OOS 43-4 - Fire-prone landscapes as coupled human natural systems: An example from the eastern Cascades of Oregon

Thursday, August 9, 2012: 2:30 PM
B113, Oregon Convention Center
Thomas A. Spies, USDA Forest Service, Pacific Northwest Research Station, Corvallis, OR, John Bailey, College of Forestry, Oregon State Univeristy, Corvallis, OR, John P. Bolte, Oregon State University, Sally Duncan, Institute for Natural Resources, Oregon State University, Corvallis, OR, Derrick Jacobs, Political Science, Oregon State Univeristy, Corvallis, OR, Christine Olsen, Forest Ecosystems & Society, Oregon State University, Corvallis, OR and Robert J. Pabst, Oregon State University, Corvallis, OR
Background/Question/Methods The U.S. approach to dealing with wildfire is typically to fragment the fire-prone landscape (FPL) into a “wildland-urban interface (WUI)” under the influence of local fire management agencies and a fire-prone wildland under the influence of land managers.  These two fire worlds are often seen as socially, economically and ecologically separated, yet, they are clearly part of a single interconnected socio-ecological landscape.  Lack of understanding of these connections can lead to policies that are suboptimal or even maladaptive.  For example, emphasis on protecting property in the WUI can in some cases draw limited resources away from necessary ecological restoration work in wilder parts of the landscape.  Despite the importance of this coupled-human and natural system (CHANS), few studies of FPLs have been conducted by integrated teams of social and ecological scientistsOur goal is to use systems models, integrated research, and collaborative learning to improve our understanding of adaptation to FPLs in central and south central Oregon.  We have developed conceptual models and identified potential positive and/or weak feedbacks that might lead to maladaptive policies.  We are using this conceptual model to guide empirical studies and design a simulation model to foster understanding of this CHANS.
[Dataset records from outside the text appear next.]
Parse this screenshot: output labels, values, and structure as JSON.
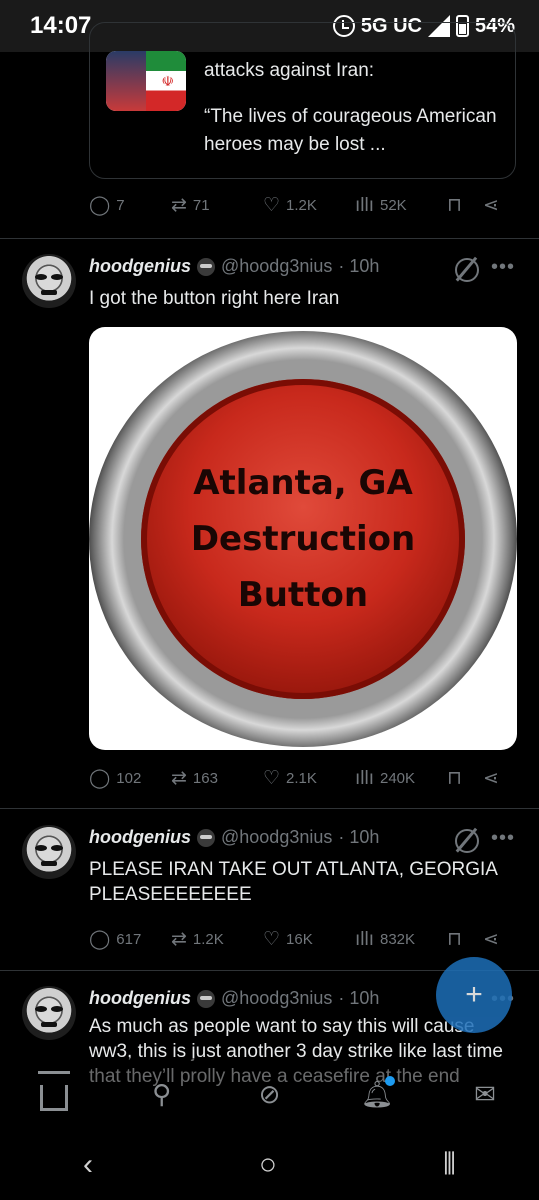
{
  "status_bar": {
    "time": "14:07",
    "network": "5G UC",
    "battery": "54%"
  },
  "quoted": {
    "line1": "attacks against Iran:",
    "line2": "“The lives of courageous American heroes may be lost ..."
  },
  "actions_1": {
    "replies": "7",
    "reposts": "71",
    "likes": "1.2K",
    "views": "52K"
  },
  "tweet1": {
    "name": "hoodgenius",
    "handle": "@hoodg3nius",
    "time": "· 10h",
    "text": "I got the button right here Iran",
    "image_text": [
      "Atlanta, GA",
      "Destruction",
      "Button"
    ],
    "replies": "102",
    "reposts": "163",
    "likes": "2.1K",
    "views": "240K"
  },
  "tweet2": {
    "name": "hoodgenius",
    "handle": "@hoodg3nius",
    "time": "· 10h",
    "text": "PLEASE IRAN TAKE OUT ATLANTA, GEORGIA PLEASEEEEEEEE",
    "replies": "617",
    "reposts": "1.2K",
    "likes": "16K",
    "views": "832K"
  },
  "tweet3": {
    "name": "hoodgenius",
    "handle": "@hoodg3nius",
    "time": "· 10h",
    "text": "As much as people want to say this will cause ww3, this is just another 3 day strike like last time that they’ll prolly have a ceasefire at the end"
  },
  "icons": {
    "reply": "reply-icon",
    "repost": "repost-icon",
    "like": "heart-icon",
    "views": "views-icon",
    "bookmark": "bookmark-icon",
    "share": "share-icon"
  },
  "colors": {
    "accent": "#1d9bf0",
    "muted": "#71767b",
    "background": "#000000"
  }
}
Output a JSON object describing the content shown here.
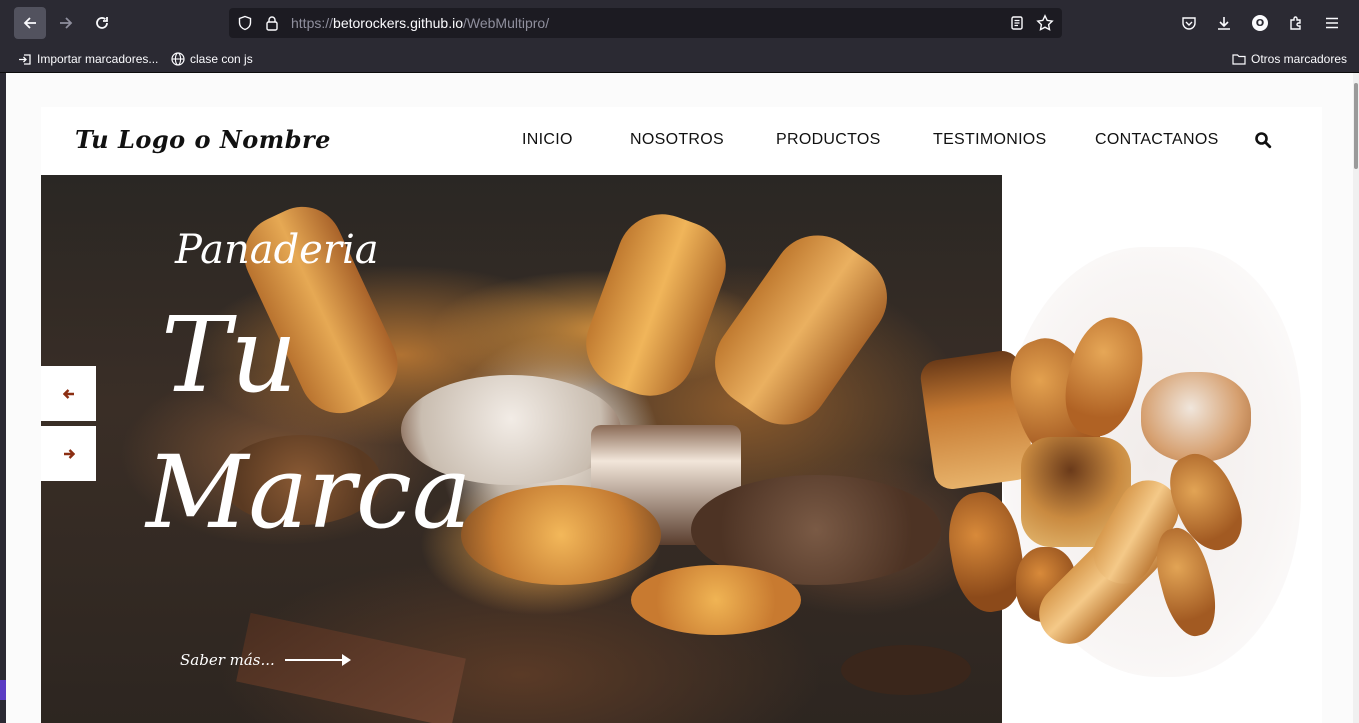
{
  "browser": {
    "url_prefix": "https://",
    "url_host": "betorockers.github.io",
    "url_path": "/WebMultipro/",
    "bookmarks": [
      {
        "label": "Importar marcadores..."
      },
      {
        "label": "clase con js"
      }
    ],
    "other_bookmarks": "Otros marcadores",
    "profile_initial": "O"
  },
  "site": {
    "logo": "Tu Logo o Nombre",
    "nav": [
      "INICIO",
      "NOSOTROS",
      "PRODUCTOS",
      "TESTIMONIOS",
      "CONTACTANOS"
    ]
  },
  "hero": {
    "subtitle": "Panaderia",
    "title_line1": "Tu",
    "title_line2": "Marca",
    "cta": "Saber más...",
    "accent_color": "#8b2e12"
  }
}
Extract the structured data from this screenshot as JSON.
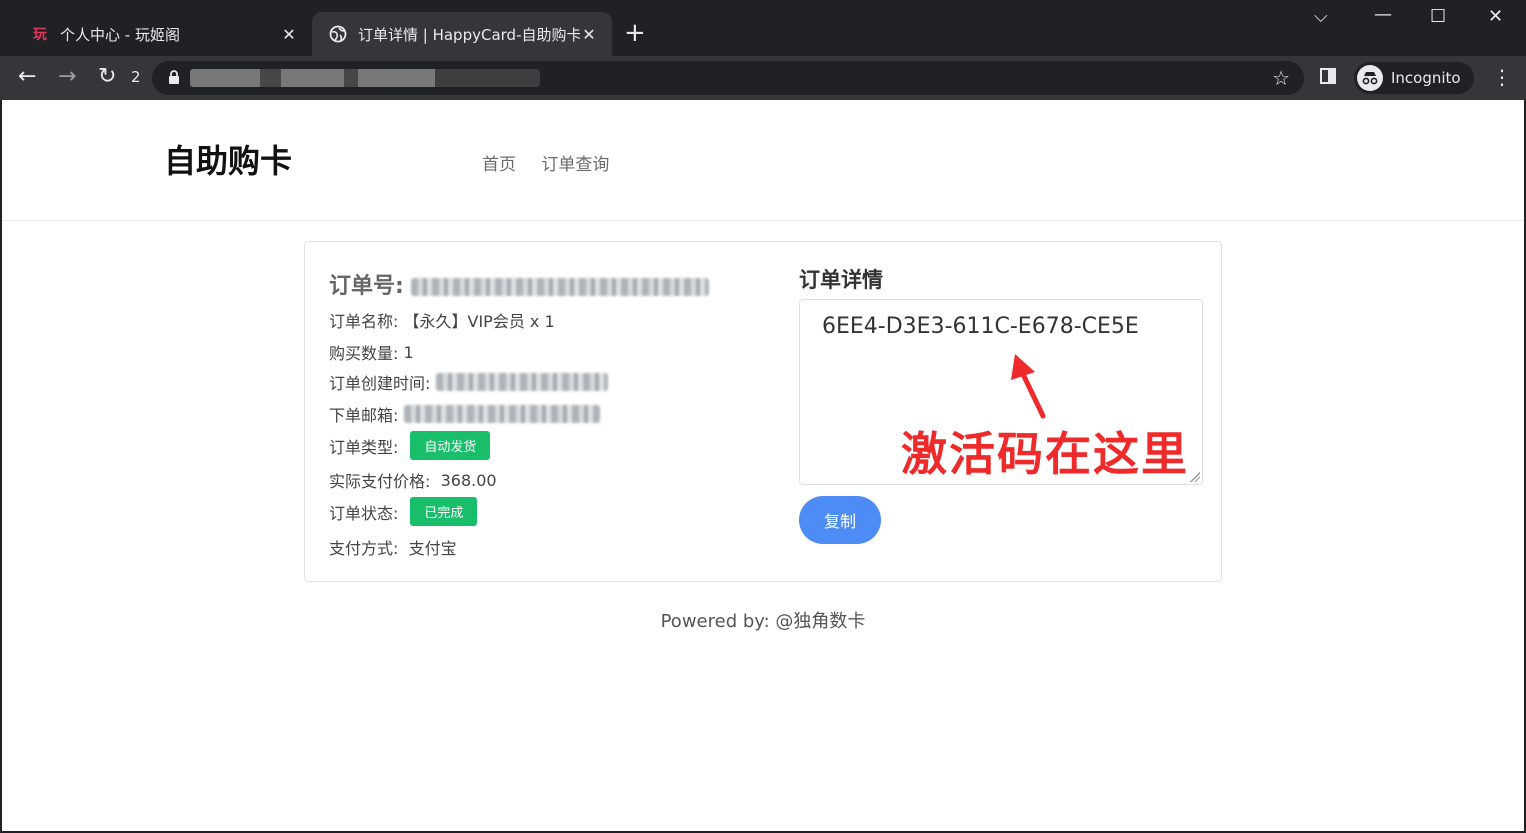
{
  "browser": {
    "tabs": [
      {
        "favicon_text": "玩",
        "title": "个人中心 - 玩姬阁",
        "active": false
      },
      {
        "title": "订单详情 | HappyCard-自助购卡",
        "active": true
      }
    ],
    "reload_badge": "2",
    "incognito_label": "Incognito",
    "icons": {
      "back": "arrow-left-icon",
      "forward": "arrow-right-icon",
      "reload": "reload-icon",
      "star": "star-icon",
      "side_panel": "side-panel-icon",
      "menu": "kebab-menu-icon"
    }
  },
  "site": {
    "brand": "自助购卡",
    "nav": [
      "首页",
      "订单查询"
    ]
  },
  "order": {
    "number_label": "订单号:",
    "rows": {
      "name_label": "订单名称:",
      "name_value": "【永久】VIP会员 x 1",
      "qty_label": "购买数量:",
      "qty_value": "1",
      "created_label": "订单创建时间:",
      "email_label": "下单邮箱:",
      "type_label": "订单类型:",
      "type_badge": "自动发货",
      "price_label": "实际支付价格:",
      "price_value": "368.00",
      "status_label": "订单状态:",
      "status_badge": "已完成",
      "pay_label": "支付方式:",
      "pay_value": "支付宝"
    },
    "detail_title": "订单详情",
    "activation_code": "6EE4-D3E3-611C-E678-CE5E",
    "copy_button": "复制",
    "annotation": "激活码在这里"
  },
  "footer": "Powered by: @独角数卡",
  "colors": {
    "badge_green": "#19be6b",
    "copy_blue": "#4d8cf5",
    "annotation_red": "#ee2a2a"
  }
}
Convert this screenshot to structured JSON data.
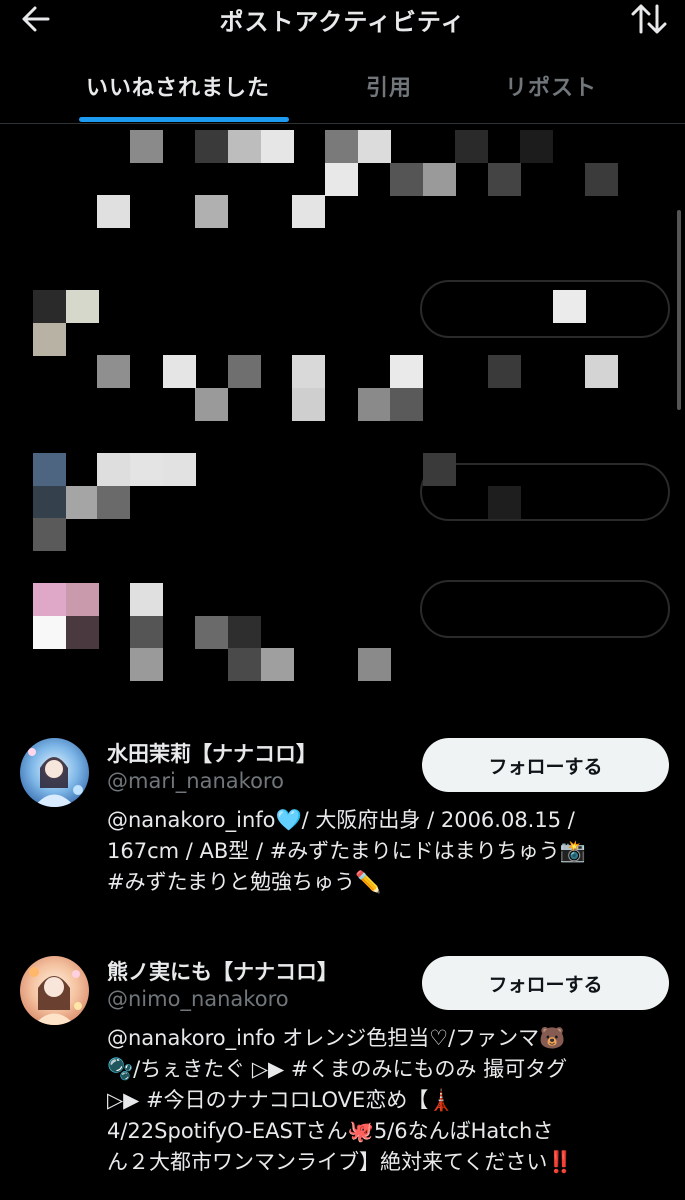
{
  "header": {
    "title": "ポストアクティビティ",
    "back_icon": "arrow-left-icon",
    "sort_icon": "sort-arrows-icon"
  },
  "tabs": [
    {
      "label": "いいねされました",
      "active": true
    },
    {
      "label": "引用",
      "active": false
    },
    {
      "label": "リポスト",
      "active": false
    }
  ],
  "colors": {
    "accent": "#1d9bf0",
    "background": "#000000",
    "text": "#e7e9ea",
    "muted": "#71767b",
    "button_bg": "#eff3f4"
  },
  "users": [
    {
      "display_name": "水田茉莉【ナナコロ】",
      "handle": "@mari_nanakoro",
      "follow_label": "フォローする",
      "bio_lines": [
        "@nanakoro_info🩵/ 大阪府出身 / 2006.08.15 /",
        "167cm / AB型 / #みずたまりにドはまりちゅう📸",
        "#みずたまりと勉強ちゅう✏️"
      ]
    },
    {
      "display_name": "熊ノ実にも【ナナコロ】",
      "handle": "@nimo_nanakoro",
      "follow_label": "フォローする",
      "bio_lines": [
        "@nanakoro_info オレンジ色担当♡/ファンマ🐻",
        "🫧/ちぇきたぐ ▷▶ #くまのみにものみ 撮可タグ",
        "▷▶ #今日のナナコロLOVE恋め【🗼",
        "4/22SpotifyO-EASTさん🐙5/6なんばHatchさ",
        "ん２大都市ワンマンライブ】絶対来てください‼️"
      ]
    }
  ]
}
Results/Conclusions The conceptual model we developed is based on existence of interconnections across ownerships as well as feedbacks between the natural and human subsystems. We are finding that feedbacks from the human system to the natural system are more easily modeled than are feedbacks from the natural system to the human system.  For example, we are able to model how homeowners and land managers manipulate vegetation to reduce risk of loss of values to high intensity fire.  However, it is less clear how to model the process of human learning about and response to changes in forest conditions, perceived fire risk, and actual fire events.  Our conceptual model suggests that slow or incorrect learning or poor dissemination of knowledge about the effects of vegetation treatments and/or wildfire suppression on forests or fire outcomes may limit the ability of humans to develop adaptive behaviors.  We hypothesize that the structure of social networks around forests and fire may act to amplify weak or intermittent signals from a FPL to humans and improve dissemination of scientific knowledge and thus improve the capacity for adaptation in these environments.  We demonstrate a prototype spatial agent-based landscape model that could facilitate understanding of socio-ecological processes in this CHANS.